People likely go as a group, inviting people who wouldn’t have VR on their mind, and are more likely to spend more money at a VR attraction when it’s a day event with friends. And just like with the internet cafes, people who weren’t ready to purchase a headset for their home can now get their first VR experience.

Staff in LBE VR is important too. The staff are knowledgable about the products at their attraction, and can explain it to newcomers.

But LBE VR might not last forever. With internet cafes one big reason for their decline was expense. Even though having internet in your cafe was an attraction that brought in more income, it also cost more money to maintain. Rent and superior internet connection. were not cheap. Rent, the multi-sensory tools, and more factor into the cost of LBE VR.
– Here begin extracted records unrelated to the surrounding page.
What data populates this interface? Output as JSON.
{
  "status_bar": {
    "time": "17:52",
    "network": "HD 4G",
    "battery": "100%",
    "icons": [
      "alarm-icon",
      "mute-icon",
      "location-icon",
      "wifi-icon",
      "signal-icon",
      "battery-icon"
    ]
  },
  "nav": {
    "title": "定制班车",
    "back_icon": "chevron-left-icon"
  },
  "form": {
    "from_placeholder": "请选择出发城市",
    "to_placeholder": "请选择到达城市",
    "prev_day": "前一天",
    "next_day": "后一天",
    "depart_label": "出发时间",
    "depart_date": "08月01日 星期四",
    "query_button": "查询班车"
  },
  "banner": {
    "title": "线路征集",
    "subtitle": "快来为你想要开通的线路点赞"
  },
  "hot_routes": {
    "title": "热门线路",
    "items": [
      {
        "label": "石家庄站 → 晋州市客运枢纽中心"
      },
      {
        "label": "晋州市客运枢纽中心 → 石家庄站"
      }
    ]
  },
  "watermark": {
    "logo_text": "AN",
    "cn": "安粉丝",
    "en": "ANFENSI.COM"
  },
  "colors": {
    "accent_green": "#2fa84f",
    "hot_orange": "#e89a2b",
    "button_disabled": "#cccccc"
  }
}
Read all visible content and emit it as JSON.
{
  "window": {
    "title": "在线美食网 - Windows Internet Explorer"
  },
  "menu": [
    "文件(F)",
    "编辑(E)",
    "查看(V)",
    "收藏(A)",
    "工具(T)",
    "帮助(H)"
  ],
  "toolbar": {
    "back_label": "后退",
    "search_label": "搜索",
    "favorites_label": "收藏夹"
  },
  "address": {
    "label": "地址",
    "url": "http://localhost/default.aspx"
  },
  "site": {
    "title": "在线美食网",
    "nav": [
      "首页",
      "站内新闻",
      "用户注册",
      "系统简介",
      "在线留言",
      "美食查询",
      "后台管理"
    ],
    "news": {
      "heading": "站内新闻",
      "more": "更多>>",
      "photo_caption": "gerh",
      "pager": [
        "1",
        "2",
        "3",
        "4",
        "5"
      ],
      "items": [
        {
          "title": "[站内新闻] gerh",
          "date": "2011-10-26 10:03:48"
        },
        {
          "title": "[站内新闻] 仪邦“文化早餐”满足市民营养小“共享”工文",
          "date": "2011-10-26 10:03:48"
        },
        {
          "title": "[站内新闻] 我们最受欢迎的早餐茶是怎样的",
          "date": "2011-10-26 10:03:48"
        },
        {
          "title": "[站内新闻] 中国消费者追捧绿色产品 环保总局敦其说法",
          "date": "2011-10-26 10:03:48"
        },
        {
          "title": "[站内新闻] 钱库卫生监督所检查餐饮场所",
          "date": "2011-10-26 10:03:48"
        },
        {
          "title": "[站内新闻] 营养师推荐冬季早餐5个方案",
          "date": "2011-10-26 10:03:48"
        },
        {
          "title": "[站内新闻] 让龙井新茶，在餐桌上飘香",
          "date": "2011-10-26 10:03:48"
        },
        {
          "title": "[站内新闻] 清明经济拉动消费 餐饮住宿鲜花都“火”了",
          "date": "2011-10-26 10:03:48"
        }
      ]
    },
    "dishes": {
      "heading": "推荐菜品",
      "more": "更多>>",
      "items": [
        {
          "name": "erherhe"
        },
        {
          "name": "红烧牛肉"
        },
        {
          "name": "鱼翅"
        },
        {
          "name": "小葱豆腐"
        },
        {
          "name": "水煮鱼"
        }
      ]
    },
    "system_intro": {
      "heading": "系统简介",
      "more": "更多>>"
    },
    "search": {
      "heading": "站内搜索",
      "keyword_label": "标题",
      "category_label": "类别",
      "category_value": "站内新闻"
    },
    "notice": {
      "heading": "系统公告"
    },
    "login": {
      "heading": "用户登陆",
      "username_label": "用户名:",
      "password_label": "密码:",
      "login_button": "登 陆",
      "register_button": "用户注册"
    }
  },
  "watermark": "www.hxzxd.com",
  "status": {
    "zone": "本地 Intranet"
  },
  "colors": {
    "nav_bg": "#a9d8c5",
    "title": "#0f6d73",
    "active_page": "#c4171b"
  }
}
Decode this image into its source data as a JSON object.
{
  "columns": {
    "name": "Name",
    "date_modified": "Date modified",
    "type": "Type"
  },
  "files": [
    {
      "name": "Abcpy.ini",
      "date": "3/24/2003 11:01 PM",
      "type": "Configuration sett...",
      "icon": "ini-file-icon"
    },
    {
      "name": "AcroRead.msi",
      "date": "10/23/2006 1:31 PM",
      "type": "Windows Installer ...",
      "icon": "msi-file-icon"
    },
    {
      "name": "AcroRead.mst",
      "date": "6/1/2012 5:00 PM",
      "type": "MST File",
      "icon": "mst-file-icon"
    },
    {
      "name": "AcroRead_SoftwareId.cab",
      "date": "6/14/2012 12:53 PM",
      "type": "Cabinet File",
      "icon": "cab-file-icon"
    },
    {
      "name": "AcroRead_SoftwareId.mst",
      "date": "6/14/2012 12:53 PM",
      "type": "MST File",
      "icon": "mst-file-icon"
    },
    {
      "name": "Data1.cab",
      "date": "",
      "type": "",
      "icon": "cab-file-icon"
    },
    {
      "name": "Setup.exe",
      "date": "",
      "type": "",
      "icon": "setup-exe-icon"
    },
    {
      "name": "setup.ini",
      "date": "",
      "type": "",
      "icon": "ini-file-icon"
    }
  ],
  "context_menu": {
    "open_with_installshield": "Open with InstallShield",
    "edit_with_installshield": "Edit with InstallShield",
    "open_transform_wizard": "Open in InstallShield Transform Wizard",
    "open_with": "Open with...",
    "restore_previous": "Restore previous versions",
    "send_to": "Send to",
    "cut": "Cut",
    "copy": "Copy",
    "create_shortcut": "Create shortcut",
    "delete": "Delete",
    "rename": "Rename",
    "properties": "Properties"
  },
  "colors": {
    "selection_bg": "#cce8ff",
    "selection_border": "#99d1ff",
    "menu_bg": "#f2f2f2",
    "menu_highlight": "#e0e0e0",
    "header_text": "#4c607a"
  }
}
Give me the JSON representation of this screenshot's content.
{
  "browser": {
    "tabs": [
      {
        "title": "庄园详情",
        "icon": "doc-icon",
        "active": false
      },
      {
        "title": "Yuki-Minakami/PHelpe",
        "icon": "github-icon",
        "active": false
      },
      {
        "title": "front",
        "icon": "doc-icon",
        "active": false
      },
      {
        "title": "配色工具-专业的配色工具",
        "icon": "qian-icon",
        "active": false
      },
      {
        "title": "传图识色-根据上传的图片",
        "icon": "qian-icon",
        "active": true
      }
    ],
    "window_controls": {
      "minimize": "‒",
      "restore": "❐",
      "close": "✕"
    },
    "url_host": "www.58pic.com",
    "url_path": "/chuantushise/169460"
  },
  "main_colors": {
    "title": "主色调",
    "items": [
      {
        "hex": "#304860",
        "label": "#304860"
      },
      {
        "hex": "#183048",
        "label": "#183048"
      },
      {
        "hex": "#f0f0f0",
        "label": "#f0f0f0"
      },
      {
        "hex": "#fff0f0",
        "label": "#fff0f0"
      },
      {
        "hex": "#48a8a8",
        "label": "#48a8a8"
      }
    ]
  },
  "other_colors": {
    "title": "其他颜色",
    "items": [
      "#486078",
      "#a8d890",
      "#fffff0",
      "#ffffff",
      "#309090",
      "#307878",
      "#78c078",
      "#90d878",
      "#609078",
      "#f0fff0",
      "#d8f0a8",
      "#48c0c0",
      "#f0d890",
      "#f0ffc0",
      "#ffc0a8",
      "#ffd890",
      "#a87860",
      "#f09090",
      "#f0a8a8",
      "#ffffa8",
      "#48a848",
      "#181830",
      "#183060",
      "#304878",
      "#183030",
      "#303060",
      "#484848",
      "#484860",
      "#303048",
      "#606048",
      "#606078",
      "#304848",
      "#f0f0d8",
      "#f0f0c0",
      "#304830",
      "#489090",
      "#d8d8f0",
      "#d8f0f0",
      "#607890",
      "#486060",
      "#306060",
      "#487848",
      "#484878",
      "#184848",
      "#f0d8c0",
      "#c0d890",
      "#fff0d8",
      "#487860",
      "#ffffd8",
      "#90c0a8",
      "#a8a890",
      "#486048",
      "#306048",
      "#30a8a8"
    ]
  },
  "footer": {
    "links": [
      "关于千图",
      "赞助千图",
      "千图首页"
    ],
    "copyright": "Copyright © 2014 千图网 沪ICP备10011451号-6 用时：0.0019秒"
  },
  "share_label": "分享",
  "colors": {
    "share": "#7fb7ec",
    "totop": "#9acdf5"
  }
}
Plus, eventually VR not tethered to a particular spot could someday offer all the multi-sensory benefits that today’s LBE VR offers. When this happens people are less likely to turn to LBE VR. People occasionally visit arcades with friends, but it’s very rare in comparison to people playing on someone’s device at home or on the go (like the Nintendo Switch).

Despite their possible future irrelevance, they still play a role in normalizing the industry.